Dafür hat er in Berlin 200 Yogis fliegen lassen und damit die Energie unserer Wahlstadt verbessert. In der Tat hebt sich die wirtschaftliche Lage seit etwa diesem Ereignis (2010) schrittweise positiv vom Bundestrend ab. Leider hat Lynch es versäumt, die Imageschande und das Milliardengrab, die Möbiusbandartige Baustelle BER in seine Energieverbesserungsaktion einzuschließen. Unsere Leser werden an dieser Stelle bemerken, selbst wenn wir ironisch werden und esoterischen Ansätzen generell skeptisch gegenüberstehen, Lynch ist ein Faszinosum. Dass Berlin sich wirtschaftllich seit einigen Jahren positiver entwickelt als Deutschland im Ganzen liegt vor allem an einem ungeheuren Nachholbedarf und einer noch vor wenigen Jahren für eine Hauptstadt unwürdigen wirtschaftlichen, historisch bedingten Schwäche. Und ob die Energie der Stadt durch ihre Flutung besser wird, müssen wir erst einmal abwarten. Bisher wird alles vor allem teurer und voller, und da Berlin immer noch viele sozialschwache Einwohner hat, kann dies zu einer gefährlichen Zuspitzung führen.
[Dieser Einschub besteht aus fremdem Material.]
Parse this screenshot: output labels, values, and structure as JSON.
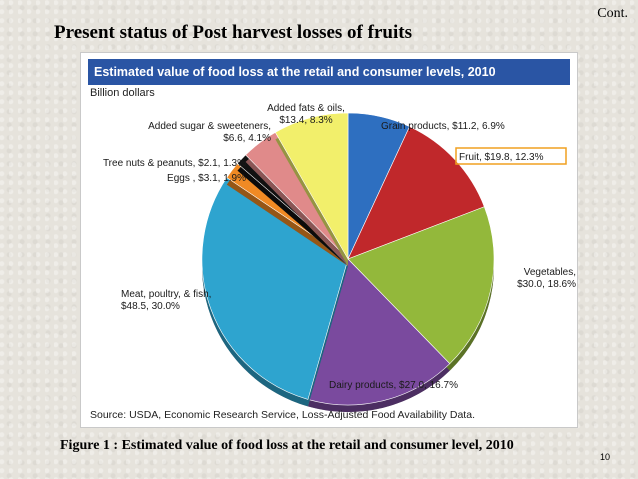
{
  "slide": {
    "cont": "Cont.",
    "title": "Present status of Post harvest losses of fruits",
    "caption": "Figure 1 : Estimated value of food loss at the retail and consumer level, 2010",
    "page_number": "10"
  },
  "chart_data": {
    "type": "pie",
    "title": "Estimated value of food loss at the retail and consumer levels, 2010",
    "unit_label": "Billion dollars",
    "source": "Source:  USDA, Economic Research Service, Loss-Adjusted Food Availability Data.",
    "highlighted": "Fruit",
    "slices": [
      {
        "name": "Grain products",
        "value": 11.2,
        "percent": 6.9,
        "color": "#2e6fc0",
        "label_lines": [
          "Grain products, $11.2, 6.9%"
        ]
      },
      {
        "name": "Fruit",
        "value": 19.8,
        "percent": 12.3,
        "color": "#c0282b",
        "label_lines": [
          "Fruit, $19.8, 12.3%"
        ]
      },
      {
        "name": "Vegetables",
        "value": 30.0,
        "percent": 18.6,
        "color": "#93b83b",
        "label_lines": [
          "Vegetables,",
          "$30.0, 18.6%"
        ]
      },
      {
        "name": "Dairy products",
        "value": 27.0,
        "percent": 16.7,
        "color": "#7a4a9e",
        "label_lines": [
          "Dairy products, $27.0, 16.7%"
        ]
      },
      {
        "name": "Meat, poultry, & fish",
        "value": 48.5,
        "percent": 30.0,
        "color": "#2ea4cf",
        "label_lines": [
          "Meat, poultry, & fish,",
          "$48.5, 30.0%"
        ]
      },
      {
        "name": "Eggs",
        "value": 3.1,
        "percent": 1.9,
        "color": "#f08a24",
        "label_lines": [
          "Eggs , $3.1, 1.9%"
        ]
      },
      {
        "name": "Tree nuts & peanuts",
        "value": 2.1,
        "percent": 1.3,
        "color": "#111111",
        "label_lines": [
          "Tree nuts & peanuts, $2.1, 1.3%"
        ]
      },
      {
        "name": "Added sugar & sweeteners",
        "value": 6.6,
        "percent": 4.1,
        "color": "#e08a8a",
        "label_lines": [
          "Added sugar & sweeteners,",
          "$6.6, 4.1%"
        ]
      },
      {
        "name": "Added fats & oils",
        "value": 13.4,
        "percent": 8.3,
        "color": "#f2ef6b",
        "label_lines": [
          "Added fats & oils,",
          "$13.4, 8.3%"
        ]
      }
    ]
  }
}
Anmerkung anlässlich der Veröffentlichung der Rezension im Jahr 2024: Wir lassen diesen kuriosen Exkurs mal so stehen, Folgendes inbegriffen, erweitern ihn sogar aufgrund neuerer Erkenntnisse: Es hat in erster Linie damit zu tun, dass die Einwohnerzahl der Stadt stärker wächst als im Bundesdurchschnitt, die Kaufkraft hingegen bleibt bescheiden, anders als bei den Menschen, die real am Mulholland Drive wohnen.
Berlin war aber in seiner echten Glanzzeit aber auch die Stadt, in der Billy Wilder sein Filmhandwerk erlernt hat, und Billy Wilder gehört, da sind wir ganz bei David Lynch, zu den Regisseuren, von denen man lernen kann, wie man Filme macht. Seine Werke genau zu studieren ersetzt viele, viele Stunden Filmtheorie, ohne dass wir damit andeuten wollen, man könne heute als Kritiker hne Diplom überhaupt einen Fuß vor die Tür setzen. Genies unter sich, Lynch und Wilder. Wer Wilder nicht kennt, kann „Mulholland Drive“ nicht einmal auf einer ganz oberflächlichen Ebene entschlüsseln, denn der Film bezieht sich auf Wilders „Sunset Boulevard“ (1950), der vielen Kritikern und Fachleuten als einer der besten Filme aller Zeiten gilt.
Der Mulholland Drive liegt im oberen Teil Hollywoods, dort findet zu Beginn von „Mulholland Drive“ der Unfall statt, nach dem Camilla / Rita leicht verletzt aus dem Auto steigt und stadtabwärts flieht, bis sie am Sunset Boulevard angelangt ist. Da Lynch selbst auf „Sunset Boulevard“ von Wilder verwiesen hat, da „Mulholland Drive“ von Kritikern gerne als eine Art Eindringen ins Innere von Hollywood bezeichnet wird, von einer naiven Anfangsposition aus, möchten wir hinzufügen, wie sie Betty Elms zu Beginn des Films einnimmt, wird alles, was geschieht, zunehmend zu einem Alptraum, wird eine nette junge Frau zu einer Besessenen, und wird das, was am Ende geschieht, der Anfang dessen, was wir zu Beginn sehen. Die Struktur muss nicht die genannte sein, aber es ist eine Möglichkeit.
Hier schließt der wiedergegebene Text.